成年後見人、保佐人、補助人に選任されると、定期的にご本人のもとへ訪問し、生活のご様子を伺うのも重要な業務の一つとされています。ご本人が適切な環境で、不自由なく健やかに暮らせているかを専門職の目でしっかりと確認することが目的です。
ご本人とのコミュニケーション手法
ご様子を伺う手法に、法律上の明確な決まりがあるわけではありません。面会が最も確実で典型的な方法ですが、保佐や補助の対象の方で判断能力がある程度維持されている場合は、ご本人の負担も考慮し、電話やメール、LINEなどを併用しつつ、適宜面会を行うといった柔軟な対応も考えられるかもしれません。実際、「見守り契約」などを締結されている方々に対しては、LINEやメール、電話を活用し、気軽なコミュニケーションを心がけています。

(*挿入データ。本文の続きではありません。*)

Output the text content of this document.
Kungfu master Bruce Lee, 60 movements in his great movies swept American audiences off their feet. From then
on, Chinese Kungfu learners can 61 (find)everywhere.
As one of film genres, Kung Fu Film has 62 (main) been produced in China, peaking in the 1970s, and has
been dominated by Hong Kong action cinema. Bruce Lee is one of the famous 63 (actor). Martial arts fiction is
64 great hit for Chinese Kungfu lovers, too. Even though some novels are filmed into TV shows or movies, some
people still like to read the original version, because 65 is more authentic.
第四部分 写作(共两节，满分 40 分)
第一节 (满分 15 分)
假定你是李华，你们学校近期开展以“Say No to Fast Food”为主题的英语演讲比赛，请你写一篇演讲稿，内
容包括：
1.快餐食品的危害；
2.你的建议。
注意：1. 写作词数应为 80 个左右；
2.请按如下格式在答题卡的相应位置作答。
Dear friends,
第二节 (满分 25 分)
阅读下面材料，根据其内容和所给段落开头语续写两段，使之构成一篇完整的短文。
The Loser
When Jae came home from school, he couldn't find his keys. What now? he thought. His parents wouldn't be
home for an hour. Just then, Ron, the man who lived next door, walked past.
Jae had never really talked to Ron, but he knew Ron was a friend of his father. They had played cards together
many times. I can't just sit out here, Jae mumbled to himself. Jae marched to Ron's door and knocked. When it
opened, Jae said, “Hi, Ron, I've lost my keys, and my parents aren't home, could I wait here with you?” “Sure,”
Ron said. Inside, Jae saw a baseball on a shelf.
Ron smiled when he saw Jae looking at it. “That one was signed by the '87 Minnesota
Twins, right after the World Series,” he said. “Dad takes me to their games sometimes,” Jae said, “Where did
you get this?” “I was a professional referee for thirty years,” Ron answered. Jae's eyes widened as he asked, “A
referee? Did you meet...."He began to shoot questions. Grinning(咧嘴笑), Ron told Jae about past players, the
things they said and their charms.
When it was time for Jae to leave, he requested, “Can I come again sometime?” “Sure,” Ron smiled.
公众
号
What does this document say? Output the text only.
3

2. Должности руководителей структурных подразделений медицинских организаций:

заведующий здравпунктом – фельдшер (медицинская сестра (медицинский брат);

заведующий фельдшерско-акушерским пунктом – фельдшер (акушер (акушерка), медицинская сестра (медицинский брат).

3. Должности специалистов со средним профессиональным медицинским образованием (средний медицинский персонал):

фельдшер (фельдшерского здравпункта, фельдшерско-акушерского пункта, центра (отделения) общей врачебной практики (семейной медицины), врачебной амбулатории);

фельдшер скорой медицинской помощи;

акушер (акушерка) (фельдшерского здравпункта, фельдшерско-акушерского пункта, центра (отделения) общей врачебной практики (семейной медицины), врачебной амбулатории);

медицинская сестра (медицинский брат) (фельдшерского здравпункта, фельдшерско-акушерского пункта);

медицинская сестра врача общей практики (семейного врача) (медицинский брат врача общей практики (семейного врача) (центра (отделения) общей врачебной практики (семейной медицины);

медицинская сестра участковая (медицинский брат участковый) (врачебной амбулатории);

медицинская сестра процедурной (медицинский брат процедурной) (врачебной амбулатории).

一方、後見などのケースでは、やはり「直接の面会」を基本とするのが一般的です。ご本人の判断能力や記憶力は千差万別です。訪問した際に大変喜んでくださり、活発に会話が弾む方もいれば、残念ながら意思疎通が難しい方もいらっしゃいます。
「観察」から見えてくるご本人の想い
活発に会話ができる方であれば、最近の様子やご希望を把握するのは比較的容易です。しかし、意思疎通が難しい方の場合は、そう簡単ではありません。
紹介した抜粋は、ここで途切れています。